SAN FRANCISCO — The liver biopsy remains the preferred method for diagnosing nonalcoholic fatty liver disease, but biopsy candidates should be chosen with care. Not all patients with signs of the disease will require a biopsy, Dr. Nathan M. Bass said at the Third World Congress on Insulin Resistance Syndrome.
Patients who are eventually diagnosed with nonalcoholic fatty liver disease (NAFLD) present initially in a variety of ways, said Dr. Bass of the University of California, San Francisco.

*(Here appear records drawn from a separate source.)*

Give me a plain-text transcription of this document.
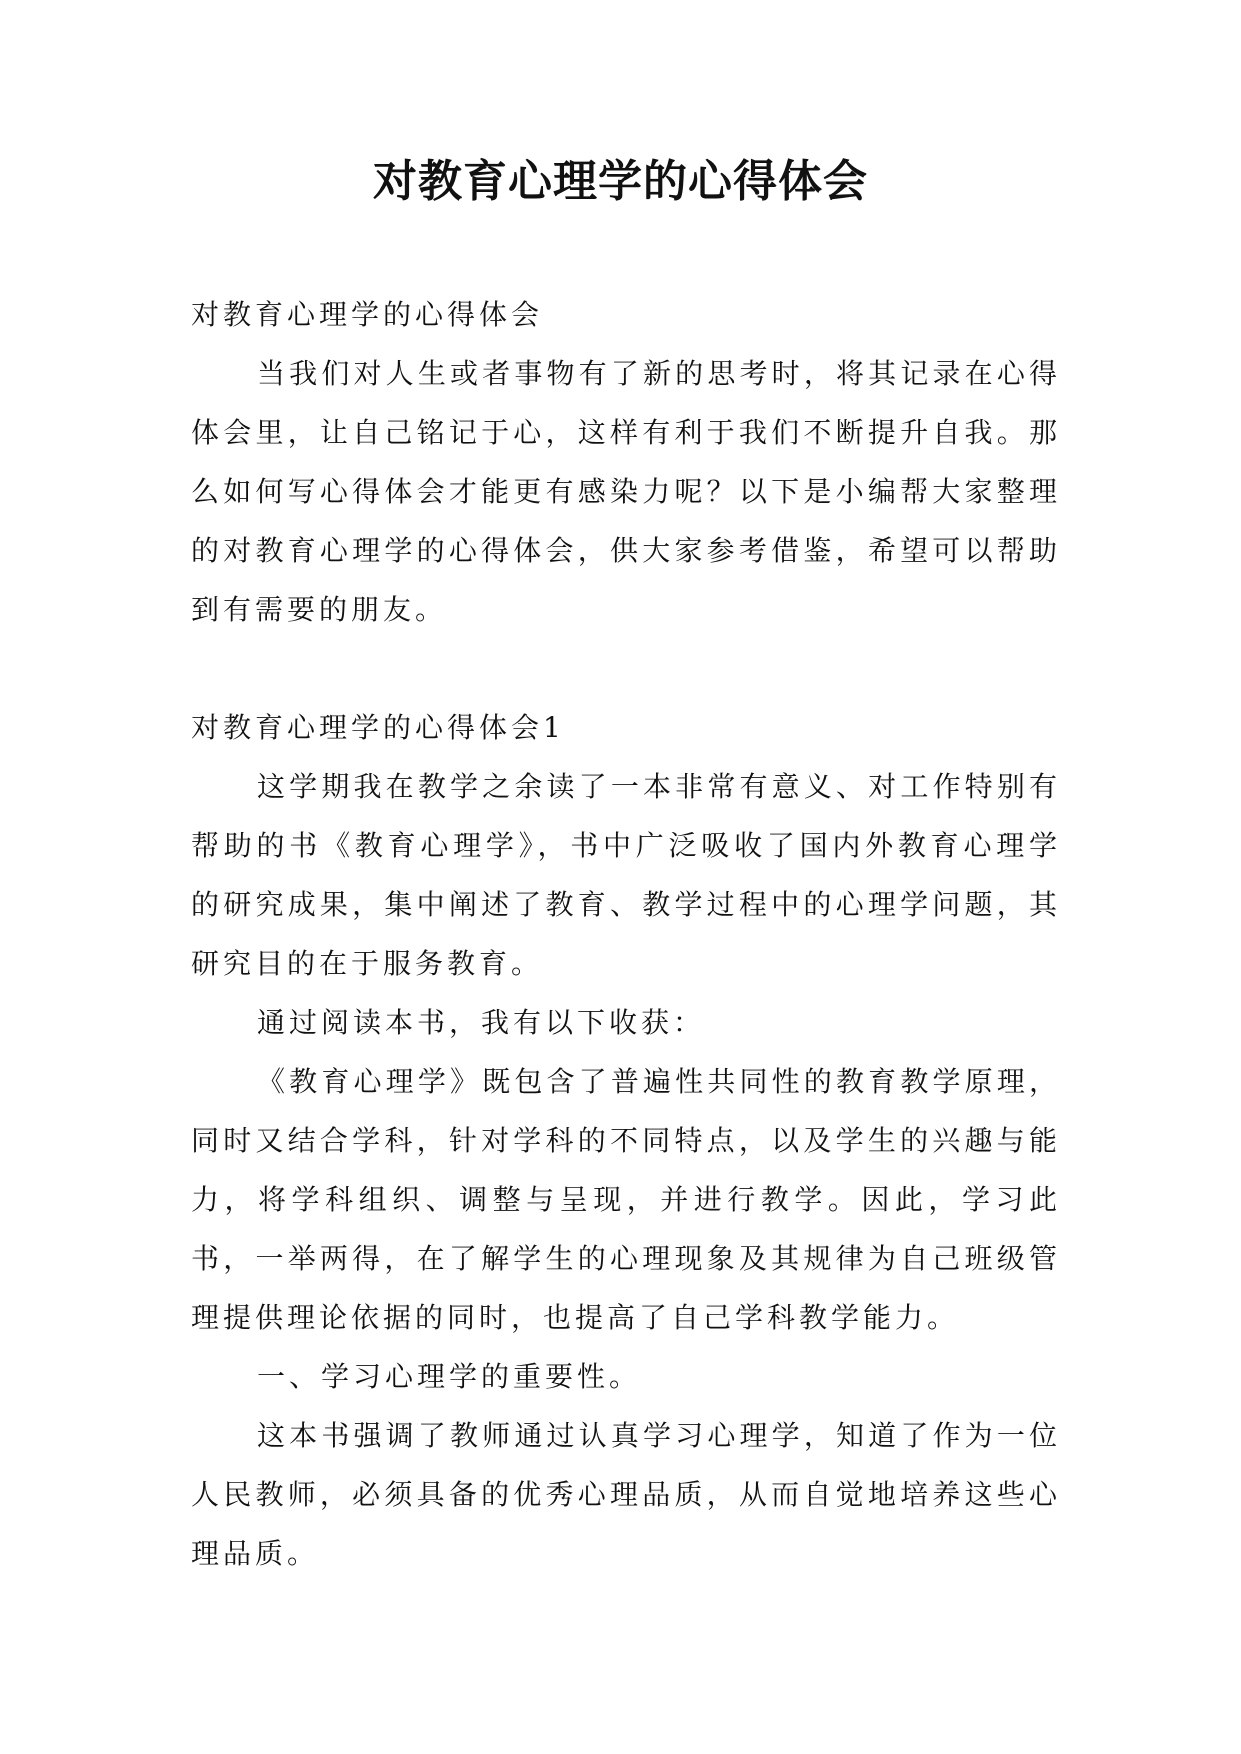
对教育心理学的心得体会

对教育心理学的心得体会

当我们对人生或者事物有了新的思考时，将其记录在心得体会里，让自己铭记于心，这样有利于我们不断提升自我。那么如何写心得体会才能更有感染力呢？以下是小编帮大家整理的对教育心理学的心得体会，供大家参考借鉴，希望可以帮助到有需要的朋友。

对教育心理学的心得体会1

这学期我在教学之余读了一本非常有意义、对工作特别有帮助的书《教育心理学》，书中广泛吸收了国内外教育心理学的研究成果，集中阐述了教育、教学过程中的心理学问题，其研究目的在于服务教育。

通过阅读本书，我有以下收获：

《教育心理学》既包含了普遍性共同性的教育教学原理，同时又结合学科，针对学科的不同特点，以及学生的兴趣与能力，将学科组织、调整与呈现，并进行教学。因此，学习此书，一举两得，在了解学生的心理现象及其规律为自己班级管理提供理论依据的同时，也提高了自己学科教学能力。

一、学习心理学的重要性。

这本书强调了教师通过认真学习心理学，知道了作为一位人民教师，必须具备的优秀心理品质，从而自觉地培养这些心理品质。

For example, an insurance exam can turn up an incidental aminotransferase elevation or an enlarged liver. An abdominal imaging study may reveal a fatty liver. A patient may have a complication of cirrhosis. Or NAFLD patients may be identified by screening high-risk populations with liver enzyme tests or liver ultrasound. In addition, an increasing number of NAFLD patients are being identified by liver biopsy during weight-reduction surgery, Dr. Bass said.
But it's not practical or desirable to screen all at-risk patients with a biopsy, and there are some good reasons not to do so. (See box.) About 25% of patients will experience significant pain during the biopsy. In addition, 1%–3.5% of patients will have morbidities such as hypotension, pneumothorax, hemoperitoneum, hemobilia, and gall bladder penetration. About 0.1% of patients will die from the procedure.
There are five situations in which a liver biopsy is essential: when a patient's liver enzymes show an unusual pattern or are 3–5 times normal; when other liver disease can't be excluded; when the patient doesn't have metabolic syndrome; to confirm a clinical suspicion of cirrhosis; and for qualifying a patient for entry into a clinical trial.
Although a definitive diagnosis still requires a biopsy, there are several alternatives for assessing the liver, Dr. Bass said.
Elevated liver enzymes can be very suggestive of NAFLD, but in a phenomenon Dr. Bass called “The Silence of the Labs,” some patients with NAFLD have normal liver enzymes. He pointed to one study of patients undergoing gastric bypass in which 68% had normal ALT and AST, but only 52% had a normal liver biopsy. Among the remaining 48% with abnormal biopsy results, about 27% were found to have nonalcoholic fatty liver, and the others had nonalcoholic steatohepatitis.
The diagnosis of NAFLD is often made by exclusion. After the physician excludes alcoholic liver disease, drug-induced liver injury, iron overload, hepatitis B and C, and autoimmune hepatitis, NAFLD is the diagnosis that remains.
It can be difficult, however, to exclude a significant contribution from alcohol, especially since patients are not always truthful. For the purposes of inclusion in clinical trials, NIH defines “nonalcoholic” as less than 14 units of alcohol per week for men or less than 7 units per week for women. A unit is one can of beer, one glass of wine, or one shot of hard liquor, but there's considerable variation in the alcoholic content of drinks within each class.
The combination of ultrasound evidence of fatty liver plus liver enzyme elevation without markers for hepatitis C or B yields a 96% positive predictive value for NAFLD, according to one study. The problem is that although ultrasound is sensitive, it's not very specific.
Pros
▸ Grade and stage of NAFLD are determined.
▸ Confidence in the diagnosis is 100%.
▸ Patients are motivated to lose weight.
▸ Biopsy is essential for enrollment inclinical trials of treatments.
Cons
▸ Risk of morbidity is increased with biopsy.
▸ Noninvasive diagnosis is quite accurate.
▸ Natural history of NAFLD is benign in most patients.
▸ NAFLD is a common disorder.
▸ There is no proven, specific treatment for NAFLD.
Source: Dr. Bass
CT imaging is somewhat more specific. In CT, a normal liver has about the same density as the spleen, whereas in NAFLD, the spleen will be quite a bit brighter than the liver. Unfortunately, CT is too expensive for routine screening.
At least three serological tests for hepatic fibrosis are under development, Dr. Bass said. In addition, transient elastography—a combination of 5 MHz ultrasound and 50 Hz elastic waves—may make the diagnosis simpler in the near future.